Jaqueline Veit (M. Sc. Ernährungswiss.), Wissenschaftliche Mitarbeiterin beim UGB und Freiberufliche Ernährungsberaterin, brachte das Auditorium zu Advanced Glycation Endproducts (AGEs) und ihre Relevanz für die Gesundheit auf den aktuellen Wissensstand. AGEs sind Endprodukte der nicht-enzymatischen Bräunungsreaktion (Maillard-Reaktion), einer Reaktionskette zwischen Lipiden, Proteinen oder Nukleinsäuren mit Kohlenhydraten. Die Vertreter dieser Stoffgruppe sind nicht abbaubar und werden mit vielen chronischen Erkrankungen in Verbindung gebracht. Sie beeinträchtigen durch ihre Anlagerung die Struktur und Funktionalität betroffener Zellen und Gewebe und können als Biomarker für Alterungsprozesse dienen. AGEs können endogen sowie exogen entstehen. Die endogene Bildung wird durch den Verzehr von Kohlenhydraten mit hohem glykämischem Index gefördert und kann durch Rauchen zusätzlich getriggert werden. Auch eine fettreiche Ernährung, oxidativer Stress sowie chronische Entzündungen sind typische Triggerfaktoren. Die exogene Zufuhr erfolgt über AGE-reiche Lebensmittel. Ferner ist die AGE-Entstehung im Lebensmittel von der Zubereitungsweise abhängig. Für die AGE-Anlagerung werden in Abhängigkeit von der Menge der aufgenommenen AGEs spezielle Oberflächenrezeptoren (RAGE = receptor for advanced glycation products) auf vielen Körperzellen exprimiert. Zusätzlich werden Adhäsionsmoleküle gebildet. Bereits die Bindung der AGEs an die Rezeptoren an der Zelloberfläche induziert eine inflammatorische Kettenreaktion, vermittelt über den intrazellulären Rezeptor NN-қB. Langfristig können sich daraus chronische Erkrankungen entwickeln. Die AGEs werden als Einflussfaktoren auf die Pathogenese von Übergewicht, Artherosklerose, Insulinresistenz bzw. Diabetes mit den Spätfolgen Neuro-, Nephro- und Retinopathie sowie Krebserkrankungen gesehen.
Aus diesen Erkenntnissen lassen sich grundsätzliche Empfehlungen zu einer AGE-armen  Ernährungsweise ableiten. Um die exogene AGE-Zufuhr zu reduzieren, werden möglichst gering verarbeitete bzw. schonend verarbeitete Lebensmittel und Speisen empfohlen.
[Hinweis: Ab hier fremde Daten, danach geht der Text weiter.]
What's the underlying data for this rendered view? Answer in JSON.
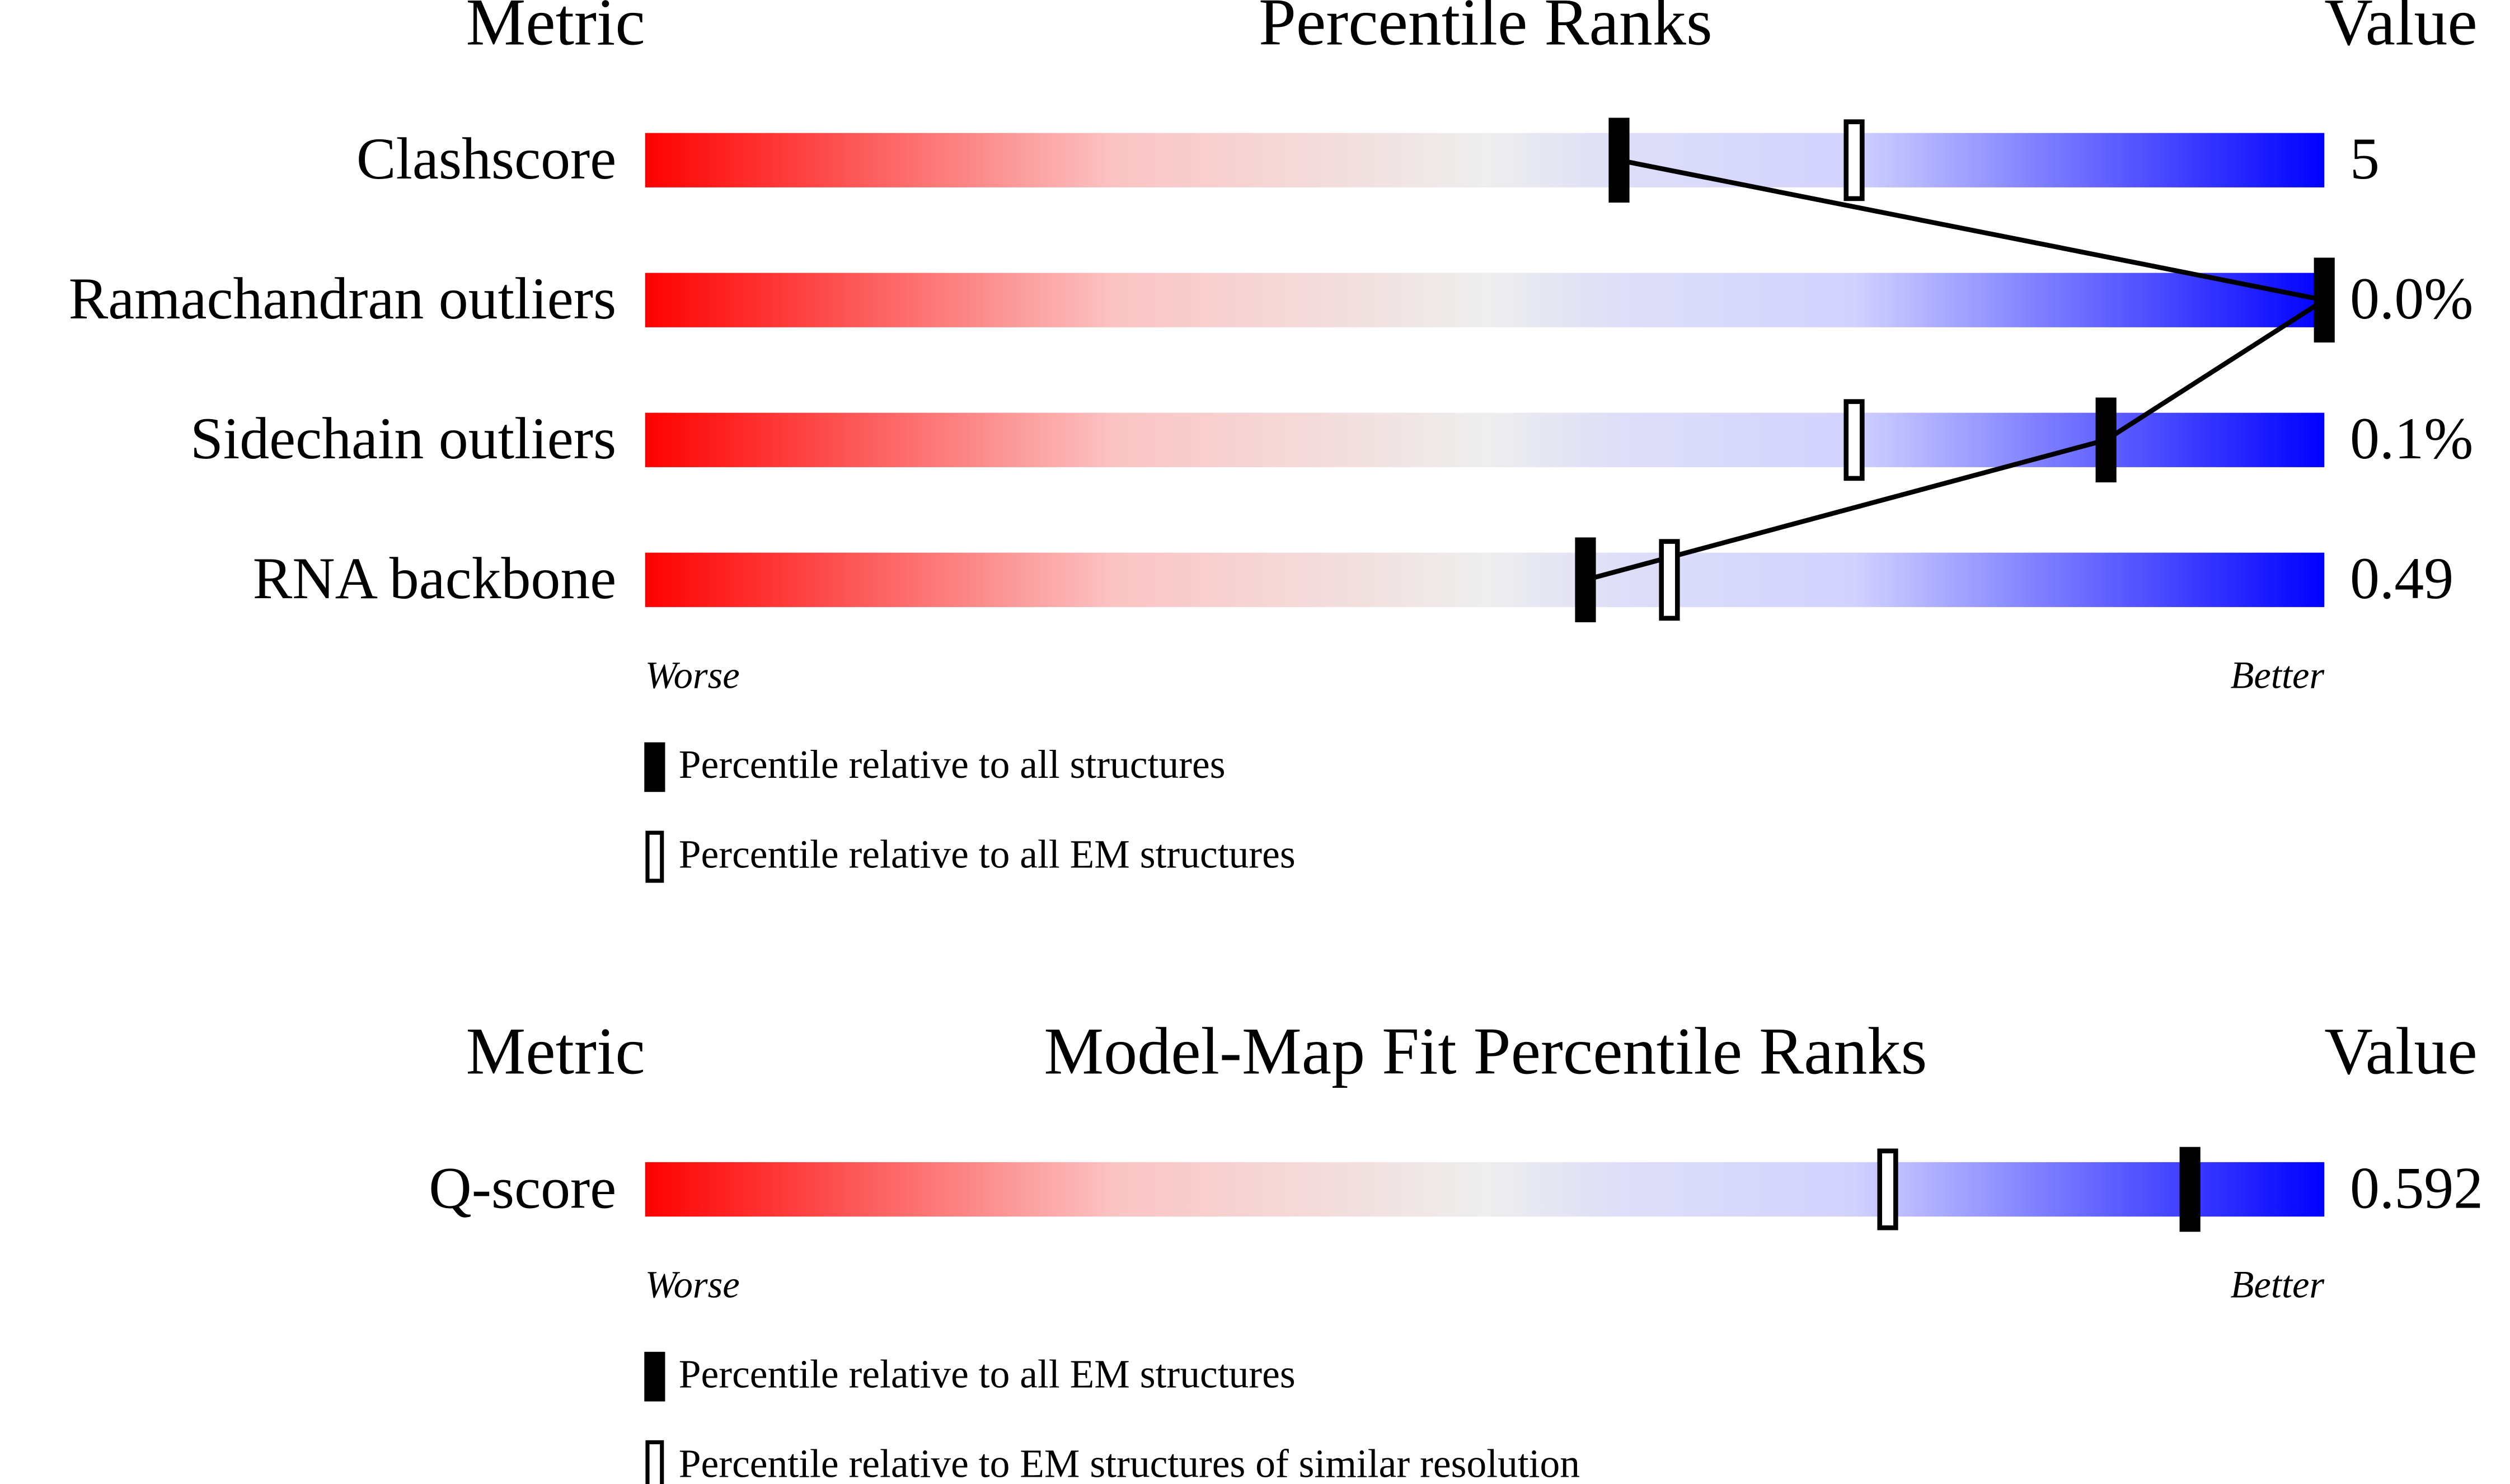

Lebensmittel mit hohem glykämischen Index sowie Fleisch- und Wurstwaren (insb. Sorten mit hohem Fettgehalt) sollten weitestgehend durch Vollkornprodukte bzw. pflanzliche Lebensmittel ersetzt werden. Positiv lässt sich abschließend anmerken, dass AGEs zwar nicht verstoffwechselt werden können, aber durchaus durch immunologische Mechanismen wie Apoptose sowie Phagozytose eliminiert werden. Auch ein Abbau durch Autophagie beim Fasten ist möglich.